Журнал «Вокруг Света» №06 за 1994 год - страница 3
Ну а индеец? О пропавшем индейце вскоре забыли, только Фернандо обеспокоенно думал о нем. Как-то ночью он сказал Чиме:
— Ты, значит, еще одного связного отправил, а обещал ничего подобного не делать, не сообщив мне.
— Твои заключения быстры, как утренний ветерок, — ответил чибча и улыбнулся. — Я счастлив быть твоим слугой.
— Отвечай мне! Это ты послал пропавшего индейца?
— Ты уже ответил на свой вопрос, сеньор.
— Я же тебе запретил посылать сообщение. Ты совсем не думаешь о своей жизни!
— Можно ли думать о своей жизни, если стоит вопрос о жизни целого народа?
Чибча был неисправим. Зачем, собственно, Фернандо тратит так много сил, чтобы пояснить Чиме смысл и цели их похода, если тот ничего, ну совершенно ничего не хочет понимать! Начать опять сначала? Но многого ли он достигнет, если эта игра противоречивых представлений будет продолжаться без конца?
Могут ли попытки Фернандо доказать чибче благопристойность предпринятого похода? Он же ничему не верит! Впрочем, и действительно все происходит совершенно не так, как Фернандо пытается представить. Господству языческого вождя неотвратимо придет конец, если он не захочет быть вассалом христианского императора и не примет христианскую веру для всего своего народа. Стало быть, все, что делает Чима, справедливо? Но ведь с другой стороны... А, к черту!
Кесада направил головную группу на противоположный берег в дебри сельвы, чтобы загодя прорубать для колонны дорогу в зарослях.

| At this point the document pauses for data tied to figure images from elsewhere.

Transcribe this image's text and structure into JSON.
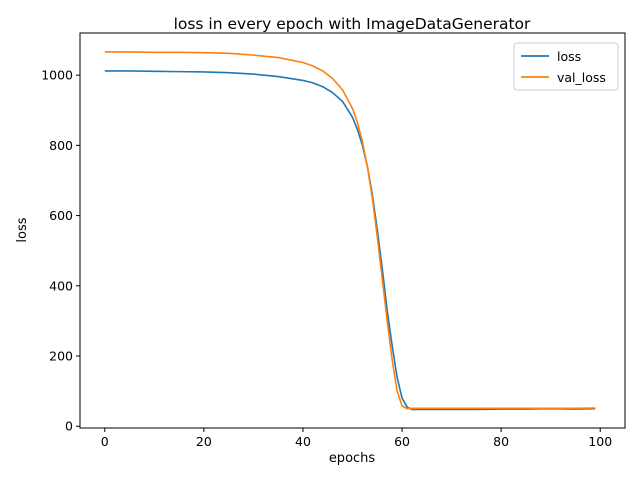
{
  "chart_data": {
    "type": "line",
    "title": "loss in every epoch with ImageDataGenerator",
    "xlabel": "epochs",
    "ylabel": "loss",
    "xlim": [
      -5,
      105
    ],
    "ylim": [
      -5,
      1120
    ],
    "xticks": [
      0,
      20,
      40,
      60,
      80,
      100
    ],
    "yticks": [
      0,
      200,
      400,
      600,
      800,
      1000
    ],
    "grid": false,
    "legend_position": "top-right",
    "series": [
      {
        "name": "loss",
        "color": "#1f77b4",
        "x": [
          0,
          5,
          10,
          15,
          20,
          25,
          30,
          35,
          40,
          42,
          44,
          46,
          48,
          50,
          51,
          52,
          53,
          54,
          55,
          56,
          57,
          58,
          59,
          60,
          61,
          62,
          65,
          70,
          75,
          80,
          85,
          90,
          95,
          99
        ],
        "y": [
          1012,
          1012,
          1011,
          1010,
          1009,
          1007,
          1003,
          996,
          985,
          978,
          967,
          950,
          925,
          880,
          845,
          800,
          740,
          660,
          560,
          450,
          330,
          230,
          140,
          80,
          55,
          48,
          48,
          48,
          48,
          49,
          49,
          50,
          49,
          50
        ]
      },
      {
        "name": "val_loss",
        "color": "#ff7f0e",
        "x": [
          0,
          5,
          10,
          15,
          20,
          25,
          30,
          35,
          40,
          42,
          44,
          46,
          48,
          50,
          51,
          52,
          53,
          54,
          55,
          56,
          57,
          58,
          59,
          60,
          61,
          62,
          65,
          70,
          75,
          80,
          85,
          90,
          95,
          99
        ],
        "y": [
          1066,
          1066,
          1065,
          1065,
          1064,
          1062,
          1057,
          1050,
          1036,
          1026,
          1012,
          990,
          958,
          905,
          865,
          810,
          740,
          650,
          540,
          420,
          300,
          190,
          100,
          58,
          50,
          51,
          51,
          51,
          51,
          51,
          51,
          51,
          51,
          52
        ]
      }
    ]
  }
}
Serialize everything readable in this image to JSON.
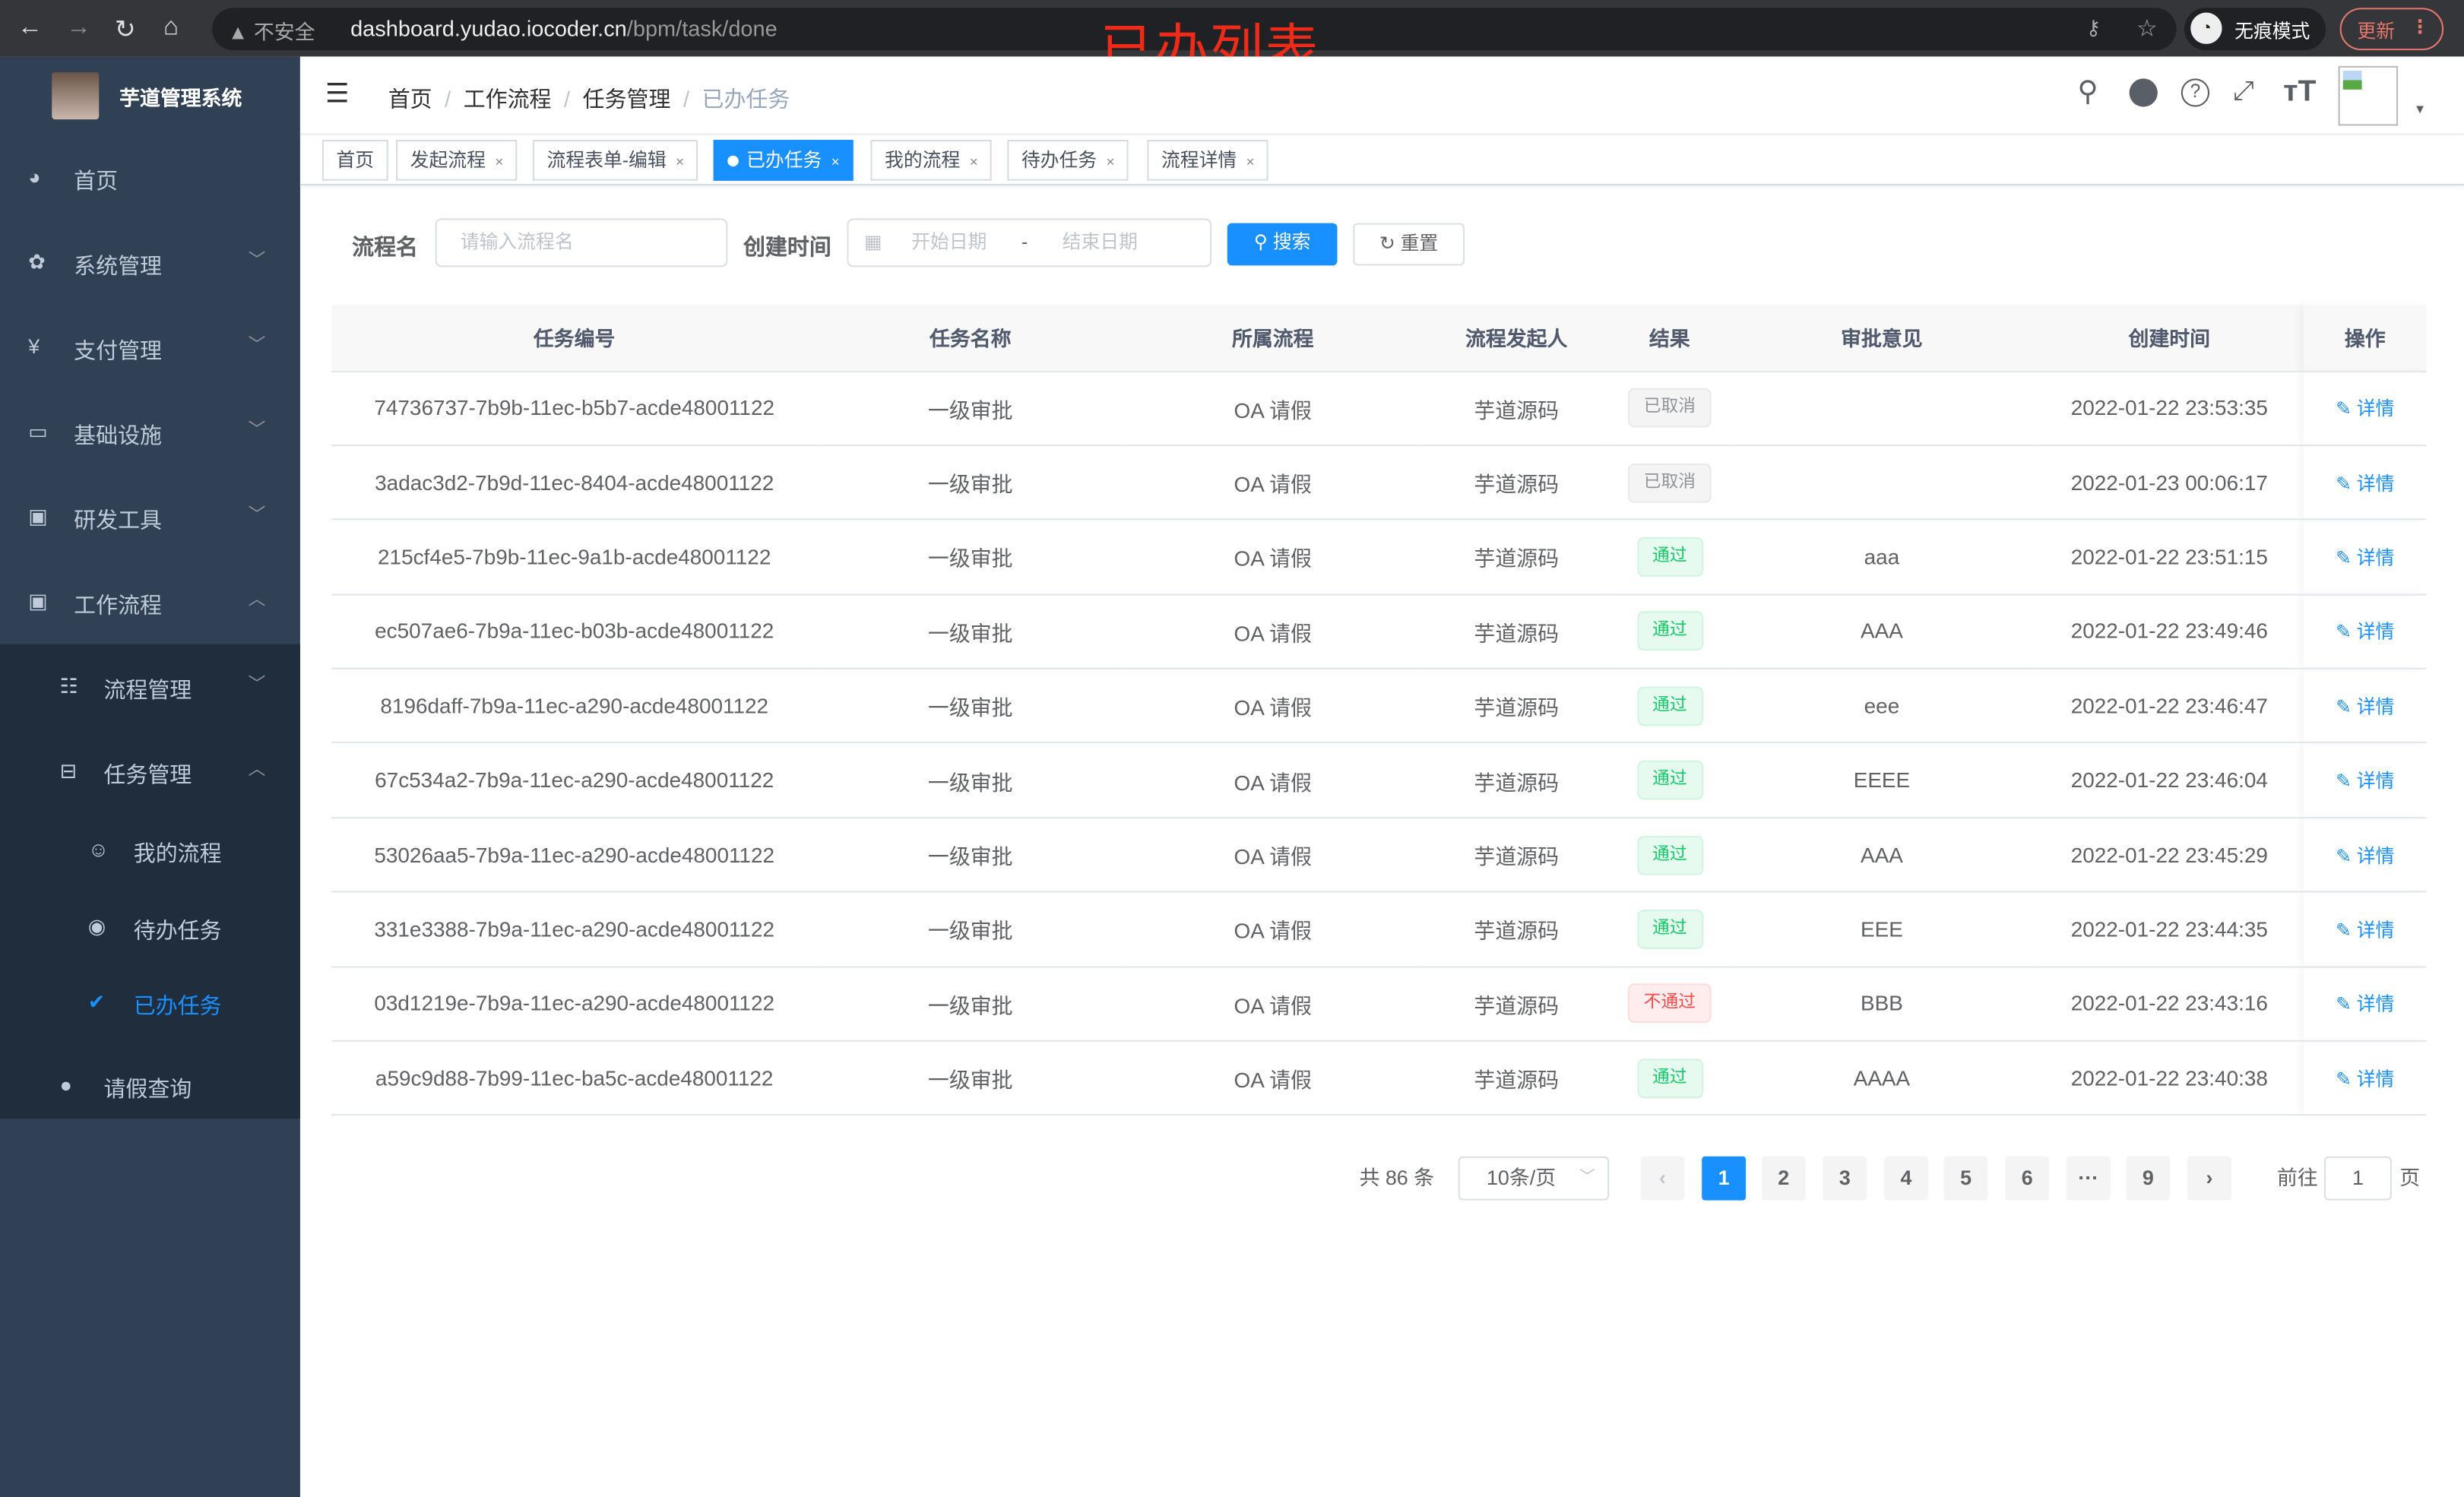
{
  "browser": {
    "security": "不安全",
    "url_host": "dashboard.yudao.iocoder.cn",
    "url_path": "/bpm/task/done",
    "incognito": "无痕模式",
    "update": "更新"
  },
  "overlay_title": "已办列表",
  "sidebar": {
    "title": "芋道管理系统",
    "items": [
      {
        "label": "首页",
        "icon": "dashboard-icon"
      },
      {
        "label": "系统管理",
        "icon": "gear-icon"
      },
      {
        "label": "支付管理",
        "icon": "yen-icon"
      },
      {
        "label": "基础设施",
        "icon": "monitor-icon"
      },
      {
        "label": "研发工具",
        "icon": "toolbox-icon"
      },
      {
        "label": "工作流程",
        "icon": "toolbox-icon"
      }
    ],
    "sub_items": [
      {
        "label": "流程管理",
        "icon": "list-icon"
      },
      {
        "label": "任务管理",
        "icon": "tree-icon"
      },
      {
        "label": "我的流程",
        "icon": "people-icon"
      },
      {
        "label": "待办任务",
        "icon": "eye-icon"
      },
      {
        "label": "已办任务",
        "icon": "done-icon"
      },
      {
        "label": "请假查询",
        "icon": "user-icon"
      }
    ]
  },
  "breadcrumb": [
    "首页",
    "工作流程",
    "任务管理",
    "已办任务"
  ],
  "tags": [
    "首页",
    "发起流程",
    "流程表单-编辑",
    "已办任务",
    "我的流程",
    "待办任务",
    "流程详情"
  ],
  "active_tag": "已办任务",
  "search": {
    "name_label": "流程名",
    "name_placeholder": "请输入流程名",
    "time_label": "创建时间",
    "start_placeholder": "开始日期",
    "range_sep": "-",
    "end_placeholder": "结束日期",
    "search_btn": "搜索",
    "reset_btn": "重置"
  },
  "table": {
    "headers": [
      "任务编号",
      "任务名称",
      "所属流程",
      "流程发起人",
      "结果",
      "审批意见",
      "创建时间",
      "操作"
    ],
    "op_label": "详情",
    "rows": [
      {
        "id": "74736737-7b9b-11ec-b5b7-acde48001122",
        "name": "一级审批",
        "flow": "OA 请假",
        "starter": "芋道源码",
        "result": "已取消",
        "status": "cancel",
        "opinion": "",
        "time": "2022-01-22 23:53:35"
      },
      {
        "id": "3adac3d2-7b9d-11ec-8404-acde48001122",
        "name": "一级审批",
        "flow": "OA 请假",
        "starter": "芋道源码",
        "result": "已取消",
        "status": "cancel",
        "opinion": "",
        "time": "2022-01-23 00:06:17"
      },
      {
        "id": "215cf4e5-7b9b-11ec-9a1b-acde48001122",
        "name": "一级审批",
        "flow": "OA 请假",
        "starter": "芋道源码",
        "result": "通过",
        "status": "pass",
        "opinion": "aaa",
        "time": "2022-01-22 23:51:15"
      },
      {
        "id": "ec507ae6-7b9a-11ec-b03b-acde48001122",
        "name": "一级审批",
        "flow": "OA 请假",
        "starter": "芋道源码",
        "result": "通过",
        "status": "pass",
        "opinion": "AAA",
        "time": "2022-01-22 23:49:46"
      },
      {
        "id": "8196daff-7b9a-11ec-a290-acde48001122",
        "name": "一级审批",
        "flow": "OA 请假",
        "starter": "芋道源码",
        "result": "通过",
        "status": "pass",
        "opinion": "eee",
        "time": "2022-01-22 23:46:47"
      },
      {
        "id": "67c534a2-7b9a-11ec-a290-acde48001122",
        "name": "一级审批",
        "flow": "OA 请假",
        "starter": "芋道源码",
        "result": "通过",
        "status": "pass",
        "opinion": "EEEE",
        "time": "2022-01-22 23:46:04"
      },
      {
        "id": "53026aa5-7b9a-11ec-a290-acde48001122",
        "name": "一级审批",
        "flow": "OA 请假",
        "starter": "芋道源码",
        "result": "通过",
        "status": "pass",
        "opinion": "AAA",
        "time": "2022-01-22 23:45:29"
      },
      {
        "id": "331e3388-7b9a-11ec-a290-acde48001122",
        "name": "一级审批",
        "flow": "OA 请假",
        "starter": "芋道源码",
        "result": "通过",
        "status": "pass",
        "opinion": "EEE",
        "time": "2022-01-22 23:44:35"
      },
      {
        "id": "03d1219e-7b9a-11ec-a290-acde48001122",
        "name": "一级审批",
        "flow": "OA 请假",
        "starter": "芋道源码",
        "result": "不通过",
        "status": "reject",
        "opinion": "BBB",
        "time": "2022-01-22 23:43:16"
      },
      {
        "id": "a59c9d88-7b99-11ec-ba5c-acde48001122",
        "name": "一级审批",
        "flow": "OA 请假",
        "starter": "芋道源码",
        "result": "通过",
        "status": "pass",
        "opinion": "AAAA",
        "time": "2022-01-22 23:40:38"
      }
    ]
  },
  "pagination": {
    "total": "共 86 条",
    "page_size": "10条/页",
    "pages": [
      "1",
      "2",
      "3",
      "4",
      "5",
      "6",
      "···",
      "9"
    ],
    "current": "1",
    "goto_label": "前往",
    "goto_value": "1",
    "page_suffix": "页"
  },
  "colors": {
    "primary": "#1890ff",
    "sidebar": "#304156",
    "pass": "#13ce66",
    "reject": "#ff4949",
    "cancel": "#909399"
  }
}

Вечером перед выходом всей экспедиции люди головной группы вернулись. Проделывая просеку в лесу, они достигли реки, о которой рассказывал речной разведывательный отряд, и обнаружили подходящий брод, вблизи которого, правда, как и повсюду в местных реках, водилось великое множество кайманов.
Это обстоятельство не могло быть основанием для особой тревоги, и на следующий день колонна свернула палатки и перебралась на другой берег.
Опять потянулись дни, полные тревог. Колонна медленно продвигалась в юго-западном направлении и наконец вышла к какому-то мелкому равнинному озеру, простиравшемуся на юг примерно на две мили. В воде на отмелях стояли многочисленные стаи грациозных розовых фламинго. Они испуганно улетели. За ними скрылись попугаи, пожиратели дикого перца.
— Это примечательно, — сказал командующий, — звери и птицы нас боятся, значит, здесь на них кто-то охотится.
Прежде чем кто-нибудь успел ему ответить, они услышали выстрел вдали. Выстрел из ружья? Здесь, в лесу? Вот еще один, и еще.
— Это может быть только капитан Торнильо! — воскликнул радостно Кесада. — Он расположился где-то здесь поблизости и сейчас, видимо, развлекается охотой.
Через несколько часов пути впереди послышались возбужденные крики, раздались выстрелы. Там, казалось, в самом разгаре шел бой. Кесада вытащил меч из ножен, и всадники бросились вперед через труднопроходимые заросли и болотистые низины. Если их товарищи с кораблей вынуждены вести бой, то надо быстрее идти им на помощь.
И действительно, совершенно неожиданно выскочив из зарослей, они ворвались в самую гущу пестро раскрашенных, размахивающих копьями индейцев. Эффект неожиданности был полным. Туземцы, не видевшие еще никогда всадников, побросали свое оружие и очертя голову бросились врассыпную в лес.
И вдруг из травы поднялся человек. Вся одежда на его истощенном теле была разодрана в клочья. Заострившийся нос и всклокоченная борода придавали его облику что-то птичье. Он держал в руке мушкет и смотрел на всадников с выражением беспредельного удивления. Наконец он взмахнул ружьем и закричал неестественно высоким голосом:
— Мадонна! Мы спасены! Кесада приехал! Кесада!
Он, хромая, подошел поближе.
— Кто ты такой? — выехав вперед, спросил его поспешно Кесада.
— Хуан Молинера, — ответил человек, — с кораблей, сеньор командующий, аркебузир.
— А где капитан?
Оборванец горько усмехнулся.
— Пожиратель огня? — переспросил он, поворачивая свое птичье лицо в разные стороны. — Он лишний раз подтвердил свое прозвище. Его поджарили на костре и сожрали проклятые язычники, индейцы. Он ведь был еще в теле, не такой, как мы теперь.